Sachverhalt Die Strafgerichtsbehörden sprachen B.________ vom Vorwurf der fahrlässigen einfachen Körperverletzung frei und verwiesen A.________ mit seinen Zivilforderungen auf den Zivilweg. Vor Bundesgericht beantragte A.________ die Aufhebung des Freispruchs, focht den Verweis auf den Zivilweg jedoch nicht an und verlangte seine Zivilforderungen nicht erneut.

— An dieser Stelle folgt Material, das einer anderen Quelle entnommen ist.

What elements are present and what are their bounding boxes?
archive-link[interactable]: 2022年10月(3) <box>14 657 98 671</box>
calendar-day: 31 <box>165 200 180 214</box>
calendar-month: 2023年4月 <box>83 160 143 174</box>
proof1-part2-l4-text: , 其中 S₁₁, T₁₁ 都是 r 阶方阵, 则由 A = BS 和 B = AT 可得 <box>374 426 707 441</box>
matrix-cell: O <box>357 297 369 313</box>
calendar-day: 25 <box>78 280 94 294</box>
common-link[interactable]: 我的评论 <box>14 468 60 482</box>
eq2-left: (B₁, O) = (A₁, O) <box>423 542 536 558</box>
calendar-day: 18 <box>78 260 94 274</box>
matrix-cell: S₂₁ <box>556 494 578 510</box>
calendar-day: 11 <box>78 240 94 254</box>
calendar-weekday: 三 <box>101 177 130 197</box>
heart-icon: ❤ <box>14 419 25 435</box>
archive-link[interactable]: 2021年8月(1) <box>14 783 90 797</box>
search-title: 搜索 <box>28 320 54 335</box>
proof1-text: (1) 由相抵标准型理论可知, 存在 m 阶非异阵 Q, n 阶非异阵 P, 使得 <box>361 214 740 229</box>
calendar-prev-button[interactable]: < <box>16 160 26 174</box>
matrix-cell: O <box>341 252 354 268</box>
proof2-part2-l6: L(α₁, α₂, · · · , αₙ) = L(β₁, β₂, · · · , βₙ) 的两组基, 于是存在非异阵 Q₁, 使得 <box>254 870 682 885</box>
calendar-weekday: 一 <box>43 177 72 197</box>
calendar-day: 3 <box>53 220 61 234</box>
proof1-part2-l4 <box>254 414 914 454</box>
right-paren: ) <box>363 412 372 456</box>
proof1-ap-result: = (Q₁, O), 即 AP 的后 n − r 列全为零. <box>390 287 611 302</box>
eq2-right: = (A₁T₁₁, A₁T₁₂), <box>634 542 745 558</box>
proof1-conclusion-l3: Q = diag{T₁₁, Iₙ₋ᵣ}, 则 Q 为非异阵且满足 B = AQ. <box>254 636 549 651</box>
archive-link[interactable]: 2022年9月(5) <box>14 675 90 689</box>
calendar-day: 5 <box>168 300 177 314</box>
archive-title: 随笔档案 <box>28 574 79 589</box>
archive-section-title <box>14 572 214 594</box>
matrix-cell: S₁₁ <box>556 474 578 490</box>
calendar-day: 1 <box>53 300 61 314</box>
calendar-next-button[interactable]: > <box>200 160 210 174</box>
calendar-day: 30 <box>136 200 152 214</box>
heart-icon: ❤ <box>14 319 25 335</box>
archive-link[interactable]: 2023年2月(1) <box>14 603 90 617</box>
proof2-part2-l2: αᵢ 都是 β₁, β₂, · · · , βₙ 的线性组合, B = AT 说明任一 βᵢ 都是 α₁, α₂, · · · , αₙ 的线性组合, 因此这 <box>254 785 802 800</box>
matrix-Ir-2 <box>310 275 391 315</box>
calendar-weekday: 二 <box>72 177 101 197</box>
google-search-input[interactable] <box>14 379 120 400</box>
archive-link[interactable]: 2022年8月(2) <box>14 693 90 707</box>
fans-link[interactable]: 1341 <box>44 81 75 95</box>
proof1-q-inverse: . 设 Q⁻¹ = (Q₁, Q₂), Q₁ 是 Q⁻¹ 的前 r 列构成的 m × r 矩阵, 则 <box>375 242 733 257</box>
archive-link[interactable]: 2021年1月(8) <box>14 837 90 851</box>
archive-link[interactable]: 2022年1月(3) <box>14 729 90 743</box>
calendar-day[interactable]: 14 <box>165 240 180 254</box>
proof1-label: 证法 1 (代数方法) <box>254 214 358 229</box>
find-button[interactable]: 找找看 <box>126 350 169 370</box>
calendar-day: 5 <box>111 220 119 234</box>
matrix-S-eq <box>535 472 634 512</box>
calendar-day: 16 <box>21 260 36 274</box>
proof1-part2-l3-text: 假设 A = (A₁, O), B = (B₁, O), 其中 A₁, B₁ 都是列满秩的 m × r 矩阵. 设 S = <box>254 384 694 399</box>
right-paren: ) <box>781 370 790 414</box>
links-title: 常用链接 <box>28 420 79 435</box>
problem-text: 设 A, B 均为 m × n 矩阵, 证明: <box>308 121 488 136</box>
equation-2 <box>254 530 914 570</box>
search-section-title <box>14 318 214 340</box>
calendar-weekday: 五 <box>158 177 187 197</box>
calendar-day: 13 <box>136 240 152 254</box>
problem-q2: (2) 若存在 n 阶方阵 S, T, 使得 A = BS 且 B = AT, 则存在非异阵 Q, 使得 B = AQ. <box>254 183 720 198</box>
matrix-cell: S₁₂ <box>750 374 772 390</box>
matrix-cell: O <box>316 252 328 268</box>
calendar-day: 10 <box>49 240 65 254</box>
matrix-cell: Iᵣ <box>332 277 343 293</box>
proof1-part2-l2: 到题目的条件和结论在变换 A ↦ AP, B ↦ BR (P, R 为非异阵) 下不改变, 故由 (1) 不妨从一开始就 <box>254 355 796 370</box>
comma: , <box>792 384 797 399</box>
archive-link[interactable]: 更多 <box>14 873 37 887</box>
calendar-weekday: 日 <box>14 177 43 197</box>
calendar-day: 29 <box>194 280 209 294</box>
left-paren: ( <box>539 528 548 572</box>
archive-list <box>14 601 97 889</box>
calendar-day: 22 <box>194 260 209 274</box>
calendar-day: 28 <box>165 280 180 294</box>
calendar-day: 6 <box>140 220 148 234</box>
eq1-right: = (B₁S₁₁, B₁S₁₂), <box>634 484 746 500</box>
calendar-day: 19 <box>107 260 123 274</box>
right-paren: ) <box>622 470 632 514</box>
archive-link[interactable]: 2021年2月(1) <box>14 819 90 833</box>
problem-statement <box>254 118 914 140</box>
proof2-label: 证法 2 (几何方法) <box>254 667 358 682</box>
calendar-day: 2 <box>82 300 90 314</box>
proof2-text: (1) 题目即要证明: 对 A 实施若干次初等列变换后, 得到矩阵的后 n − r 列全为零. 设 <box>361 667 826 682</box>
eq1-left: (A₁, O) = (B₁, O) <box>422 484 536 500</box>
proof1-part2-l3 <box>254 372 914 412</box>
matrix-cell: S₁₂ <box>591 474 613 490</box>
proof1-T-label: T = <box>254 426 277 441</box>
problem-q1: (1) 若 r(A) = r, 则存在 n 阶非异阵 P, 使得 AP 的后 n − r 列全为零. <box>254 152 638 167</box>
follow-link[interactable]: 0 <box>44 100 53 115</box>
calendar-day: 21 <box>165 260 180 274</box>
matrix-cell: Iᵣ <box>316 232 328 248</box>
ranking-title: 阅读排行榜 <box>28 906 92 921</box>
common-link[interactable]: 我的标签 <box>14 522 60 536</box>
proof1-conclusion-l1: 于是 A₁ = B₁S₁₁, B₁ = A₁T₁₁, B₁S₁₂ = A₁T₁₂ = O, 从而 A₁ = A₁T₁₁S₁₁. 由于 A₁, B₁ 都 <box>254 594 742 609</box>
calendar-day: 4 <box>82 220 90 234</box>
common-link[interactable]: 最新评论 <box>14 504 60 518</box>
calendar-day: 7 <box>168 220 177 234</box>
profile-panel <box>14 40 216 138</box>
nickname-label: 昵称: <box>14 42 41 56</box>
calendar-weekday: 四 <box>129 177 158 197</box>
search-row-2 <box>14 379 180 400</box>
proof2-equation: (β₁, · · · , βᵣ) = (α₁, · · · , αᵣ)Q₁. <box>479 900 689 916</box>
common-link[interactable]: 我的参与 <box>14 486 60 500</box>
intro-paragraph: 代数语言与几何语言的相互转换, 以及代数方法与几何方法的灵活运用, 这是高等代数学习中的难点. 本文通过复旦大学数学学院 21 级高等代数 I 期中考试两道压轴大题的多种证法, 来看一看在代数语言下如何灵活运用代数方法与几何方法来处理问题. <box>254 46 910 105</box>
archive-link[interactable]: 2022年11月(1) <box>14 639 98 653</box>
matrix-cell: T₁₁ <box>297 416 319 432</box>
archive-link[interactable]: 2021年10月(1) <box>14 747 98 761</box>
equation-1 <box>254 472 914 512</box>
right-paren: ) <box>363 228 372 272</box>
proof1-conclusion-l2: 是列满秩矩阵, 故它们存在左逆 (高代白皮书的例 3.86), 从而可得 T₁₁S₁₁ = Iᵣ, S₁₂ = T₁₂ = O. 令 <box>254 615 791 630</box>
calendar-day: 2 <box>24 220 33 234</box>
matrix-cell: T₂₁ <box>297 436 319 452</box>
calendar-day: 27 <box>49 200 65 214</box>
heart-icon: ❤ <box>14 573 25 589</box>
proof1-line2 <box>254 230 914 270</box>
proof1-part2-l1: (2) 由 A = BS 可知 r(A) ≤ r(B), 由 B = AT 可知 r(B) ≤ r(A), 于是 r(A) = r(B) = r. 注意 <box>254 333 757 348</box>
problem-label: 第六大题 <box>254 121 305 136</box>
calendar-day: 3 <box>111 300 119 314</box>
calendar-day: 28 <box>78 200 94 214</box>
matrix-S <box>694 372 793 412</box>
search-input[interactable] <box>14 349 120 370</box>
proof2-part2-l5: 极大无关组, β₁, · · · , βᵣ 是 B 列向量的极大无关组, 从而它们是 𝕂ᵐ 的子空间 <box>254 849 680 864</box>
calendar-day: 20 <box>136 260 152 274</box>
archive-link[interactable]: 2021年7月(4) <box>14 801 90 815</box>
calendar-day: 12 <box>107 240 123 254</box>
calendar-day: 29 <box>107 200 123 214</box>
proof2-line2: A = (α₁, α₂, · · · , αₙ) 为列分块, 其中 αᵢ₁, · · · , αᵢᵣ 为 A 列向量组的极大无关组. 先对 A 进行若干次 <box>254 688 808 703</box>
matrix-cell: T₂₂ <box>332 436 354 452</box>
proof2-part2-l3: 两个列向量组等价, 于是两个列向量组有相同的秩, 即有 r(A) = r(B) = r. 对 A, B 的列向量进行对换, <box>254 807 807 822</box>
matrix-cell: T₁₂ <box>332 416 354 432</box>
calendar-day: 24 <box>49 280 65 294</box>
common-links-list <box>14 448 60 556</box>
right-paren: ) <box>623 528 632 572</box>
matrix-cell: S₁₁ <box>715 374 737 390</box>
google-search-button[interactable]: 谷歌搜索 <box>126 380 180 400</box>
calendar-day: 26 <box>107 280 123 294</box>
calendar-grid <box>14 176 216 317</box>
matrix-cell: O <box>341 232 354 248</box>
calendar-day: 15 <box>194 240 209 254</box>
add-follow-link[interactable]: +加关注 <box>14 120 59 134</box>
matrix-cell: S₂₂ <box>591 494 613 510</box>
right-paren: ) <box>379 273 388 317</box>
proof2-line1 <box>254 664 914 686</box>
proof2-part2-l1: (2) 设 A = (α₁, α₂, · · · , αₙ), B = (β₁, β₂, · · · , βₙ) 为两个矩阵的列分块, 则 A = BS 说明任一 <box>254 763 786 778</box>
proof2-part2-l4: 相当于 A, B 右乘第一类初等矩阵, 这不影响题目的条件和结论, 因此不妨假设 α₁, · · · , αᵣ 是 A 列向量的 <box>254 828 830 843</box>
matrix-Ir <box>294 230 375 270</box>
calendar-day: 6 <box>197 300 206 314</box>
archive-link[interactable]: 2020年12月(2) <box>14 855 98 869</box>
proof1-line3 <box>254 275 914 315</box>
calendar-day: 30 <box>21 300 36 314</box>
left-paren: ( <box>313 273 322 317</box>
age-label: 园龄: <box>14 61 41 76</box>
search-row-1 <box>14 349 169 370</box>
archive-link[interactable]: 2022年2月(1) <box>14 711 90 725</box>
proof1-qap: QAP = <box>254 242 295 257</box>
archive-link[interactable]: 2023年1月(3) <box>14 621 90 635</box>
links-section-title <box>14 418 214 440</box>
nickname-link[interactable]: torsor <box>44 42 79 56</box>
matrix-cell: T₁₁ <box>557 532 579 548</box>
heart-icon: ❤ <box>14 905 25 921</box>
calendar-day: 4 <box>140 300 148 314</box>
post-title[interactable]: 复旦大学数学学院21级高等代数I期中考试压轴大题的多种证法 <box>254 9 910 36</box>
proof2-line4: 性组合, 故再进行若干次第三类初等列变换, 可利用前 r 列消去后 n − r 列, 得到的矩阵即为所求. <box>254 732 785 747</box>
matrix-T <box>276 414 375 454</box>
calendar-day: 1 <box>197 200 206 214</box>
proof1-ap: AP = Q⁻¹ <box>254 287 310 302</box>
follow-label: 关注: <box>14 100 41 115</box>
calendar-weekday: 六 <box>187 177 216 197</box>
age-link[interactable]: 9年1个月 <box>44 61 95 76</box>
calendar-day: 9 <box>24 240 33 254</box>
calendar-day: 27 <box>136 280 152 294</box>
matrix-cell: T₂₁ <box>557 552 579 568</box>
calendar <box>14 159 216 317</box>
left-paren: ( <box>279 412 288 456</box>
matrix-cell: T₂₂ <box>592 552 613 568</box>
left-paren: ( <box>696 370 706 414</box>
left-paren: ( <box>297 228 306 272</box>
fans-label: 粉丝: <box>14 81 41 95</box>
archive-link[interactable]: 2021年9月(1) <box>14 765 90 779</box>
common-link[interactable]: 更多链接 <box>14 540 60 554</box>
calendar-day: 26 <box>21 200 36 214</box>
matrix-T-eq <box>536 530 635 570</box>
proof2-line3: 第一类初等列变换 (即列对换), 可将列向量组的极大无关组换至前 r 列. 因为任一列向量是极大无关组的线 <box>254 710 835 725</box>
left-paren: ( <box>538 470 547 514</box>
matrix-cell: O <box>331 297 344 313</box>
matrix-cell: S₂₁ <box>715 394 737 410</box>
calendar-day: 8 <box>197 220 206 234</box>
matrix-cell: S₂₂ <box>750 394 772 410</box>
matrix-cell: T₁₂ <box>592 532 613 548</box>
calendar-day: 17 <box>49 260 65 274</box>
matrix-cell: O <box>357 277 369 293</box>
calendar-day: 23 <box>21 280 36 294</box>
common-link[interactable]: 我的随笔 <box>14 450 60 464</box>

Erwägungen • Die Privatklägerschaft ist gegen einen Freispruch nur beschwerdelegitimiert, wenn der angefochtene Entscheid Auswirkungen auf ihre Zivilforderungen haben kann; daran fehlt es, wenn sie den Verweis auf den Zivilweg unangefochten lässt und die Zivilforderungen vor Bundesgericht nicht erneut beantragt. • Mangels Beschwerdebefugnis in der Sache und mangels gerügter formeller Rechtsverweigerung ist die Beschwerde offensichtlich unzulässig. Entscheid Auf die Beschwerde wurde nicht eingetreten; die Gerichtskosten von 800 Franken wurden A.________ auferlegt.